最も一般的な手術は、大腿骨頭頸部切除術と呼ばれるものです。 この手術では、大腿骨の変形した骨頭と骨頚部を切除します。 やがて猫の筋肉が再生し、新しい偽関節が形成されます。 回復後、ほとんどの猫は幸せで普通の生活を送ることができます。
まれに、股関節全置換術を検討する場合もあります1。 この手術では、股関節をマイクロTHRと呼ばれる特殊な人工股関節に置き換えます。
股関節形成不全の猫の予後
早期に発見し、迅速に治療を行えば、股関節形成不全の後遺症を抑えることができます。 股関節形成不全の症状が進行すると、徐々に症状が現れ、気づかなかったり治療しなかったりすると、時間とともに悪化していきます。 例えば、変形性股関節症は一般的に股関節形成不全に続発し、痛み、炎症、こわばりを悪化させます。 重度の股関節形成不全の場合、手術が必要になることが多いのですが、通常は治療によって完全にリハビリを行うことができます。 手術が猫に適していない場合は、獣医が抗炎症薬や理学療法を処方することもあります。
股関節形成不全の予防法
猫の股関節形成不全は遺伝性なので、完全に予防することはできません。 しかし、早期に発見し、進行を遅らせることはできるかもしれません。 遺伝的に股関節形成不全になりやすい体質でない場合は、健康的な体重を維持し、こまめに筋肉運動をさせることが一番の予防法です。 跛行や痛み、こわばりに気づいたら、すぐに獣医さんに相談しましょう。
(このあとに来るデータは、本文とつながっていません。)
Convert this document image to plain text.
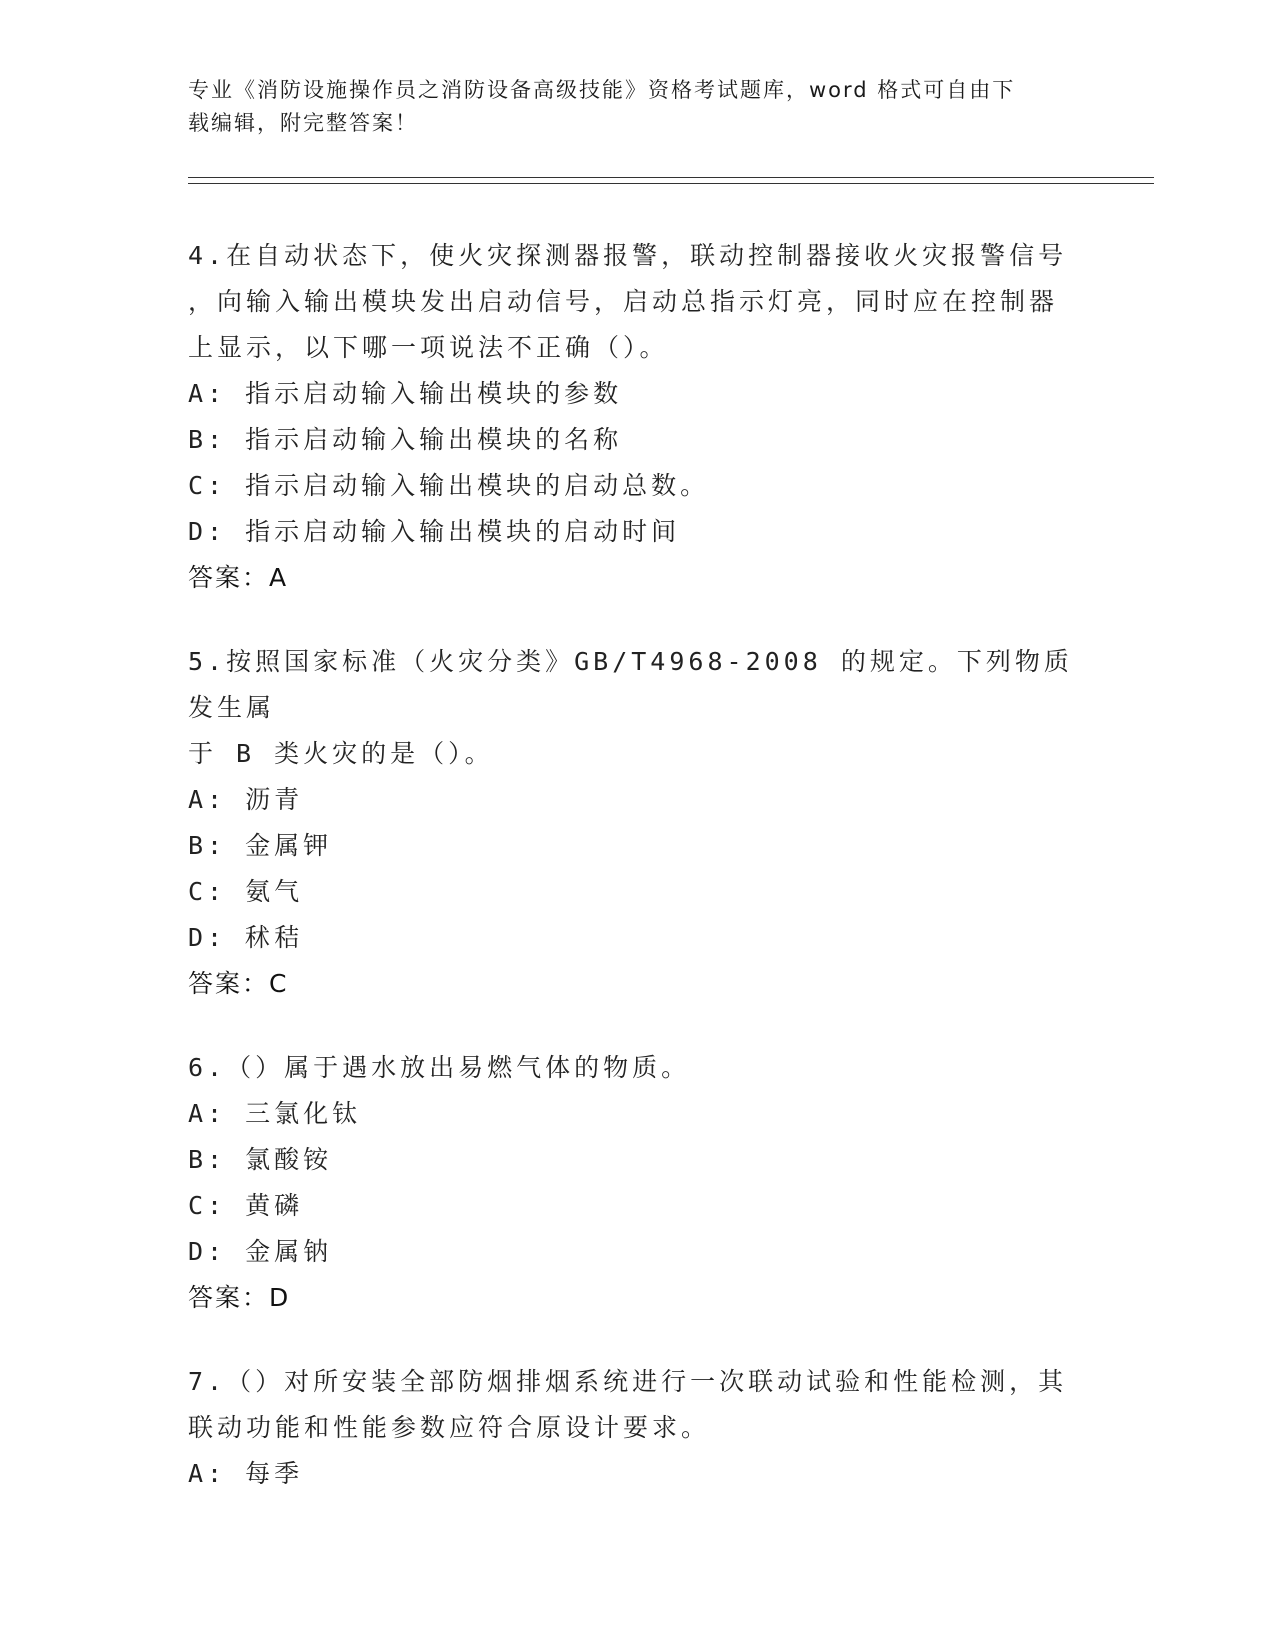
专业《消防设施操作员之消防设备高级技能》资格考试题库，word 格式可自由下
载编辑，附完整答案！
4.在自动状态下，使火灾探测器报警，联动控制器接收火灾报警信号
，向输入输出模块发出启动信号，启动总指示灯亮，同时应在控制器
上显示，以下哪一项说法不正确（）。
A: 指示启动输入输出模块的参数
B: 指示启动输入输出模块的名称
C: 指示启动输入输出模块的启动总数。
D: 指示启动输入输出模块的启动时间
答案：A
5.按照国家标准（火灾分类》GB/T4968-2008 的规定。下列物质发生属
于 B 类火灾的是（）。
A: 沥青
B: 金属钾
C: 氨气
D: 秫秸
答案：C
6.（）属于遇水放出易燃气体的物质。
A: 三氯化钛
B: 氯酸铵
C: 黄磷
D: 金属钠
答案：D
7.（）对所安装全部防烟排烟系统进行一次联动试验和性能检测，其
联动功能和性能参数应符合原设计要求。
A: 每季
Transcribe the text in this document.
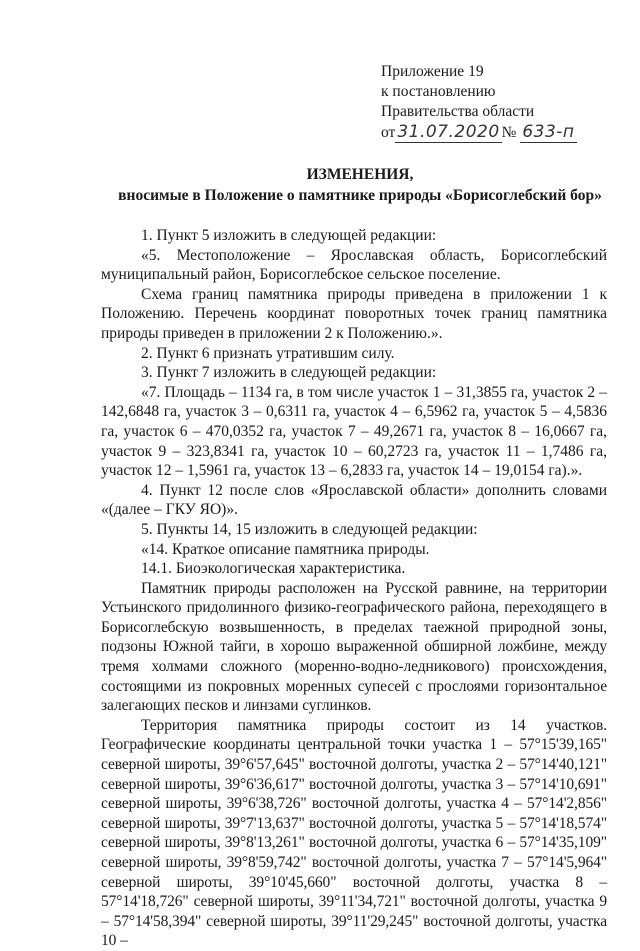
Приложение 19
к постановлению
Правительства области
от 31.07.2020 № 633-п
ИЗМЕНЕНИЯ,
вносимые в Положение о памятнике природы «Борисоглебский бор»

1. Пункт 5 изложить в следующей редакции:

«5. Местоположение – Ярославская область, Борисоглебский муниципальный район, Борисоглебское сельское поселение.

Схема границ памятника природы приведена в приложении 1 к Положению. Перечень координат поворотных точек границ памятника природы приведен в приложении 2 к Положению.».

2. Пункт 6 признать утратившим силу.

3. Пункт 7 изложить в следующей редакции:

«7. Площадь – 1134 га, в том числе участок 1 – 31,3855 га, участок 2 – 142,6848 га, участок 3 – 0,6311 га, участок 4 – 6,5962 га, участок 5 – 4,5836 га, участок 6 – 470,0352 га, участок 7 – 49,2671 га, участок 8 – 16,0667 га, участок 9 – 323,8341 га, участок 10 – 60,2723 га, участок 11 – 1,7486 га, участок 12 – 1,5961 га, участок 13 – 6,2833 га, участок 14 – 19,0154 га).».

4. Пункт 12 после слов «Ярославской области» дополнить словами «(далее – ГКУ ЯО)».

5. Пункты 14, 15 изложить в следующей редакции:

«14. Краткое описание памятника природы.

14.1. Биоэкологическая характеристика.

Памятник природы расположен на Русской равнине, на территории Устьинского придолинного физико-географического района, переходящего в Борисоглебскую возвышенность, в пределах таежной природной зоны, подзоны Южной тайги, в хорошо выраженной обширной ложбине, между тремя холмами сложного (моренно-водно-ледникового) происхождения, состоящими из покровных моренных супесей с прослоями горизонтальное залегающих песков и линзами суглинков.

Территория памятника природы состоит из 14 участков. Географические координаты центральной точки участка 1 – 57°15'39,165" северной широты, 39°6'57,645" восточной долготы, участка 2 – 57°14'40,121" северной широты, 39°6'36,617" восточной долготы, участка 3 – 57°14'10,691" северной широты, 39°6'38,726" восточной долготы, участка 4 – 57°14'2,856" северной широты, 39°7'13,637" восточной долготы, участка 5 – 57°14'18,574" северной широты, 39°8'13,261" восточной долготы, участка 6 – 57°14'35,109" северной широты, 39°8'59,742" восточной долготы, участка 7 – 57°14'5,964" северной широты, 39°10'45,660" восточной долготы, участка 8 – 57°14'18,726" северной широты, 39°11'34,721" восточной долготы, участка 9 – 57°14'58,394" северной широты, 39°11'29,245" восточной долготы, участка 10 –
将来、股関節形成不全になることを防ぐには、股関節形成不全になった猫に去勢手術を施し、遺伝子を受け継がせないようにすることです。 股関節形成不全の猫は繁殖に使用すべきではありません。
よくある質問
- 愛猫が股関節形成不全かどうかは、どうすればわかりますか?
跛行、足を引きずる、運動に耐えないなど、猫の運動能力に変化が見られたら、股関節形成不全の可能性を考えてみましょう。
- 股関節形成不全は遺伝性ですか?
猫の股関節形成不全は通常遺伝性で、主にメインクーンのような大型の純血種の猫にみられます。 股関節形成不全の遺伝的素因を持たない猫でも、肥満によって発症することがあります。
- 股関節形成不全は手術が必要ですか?
猫の股関節形成不全は通常、まず痛みを和らげる薬と生活習慣の調整で手術せずに治療します。 それでも十分でない場合は、関節の手術を勧めることもあります。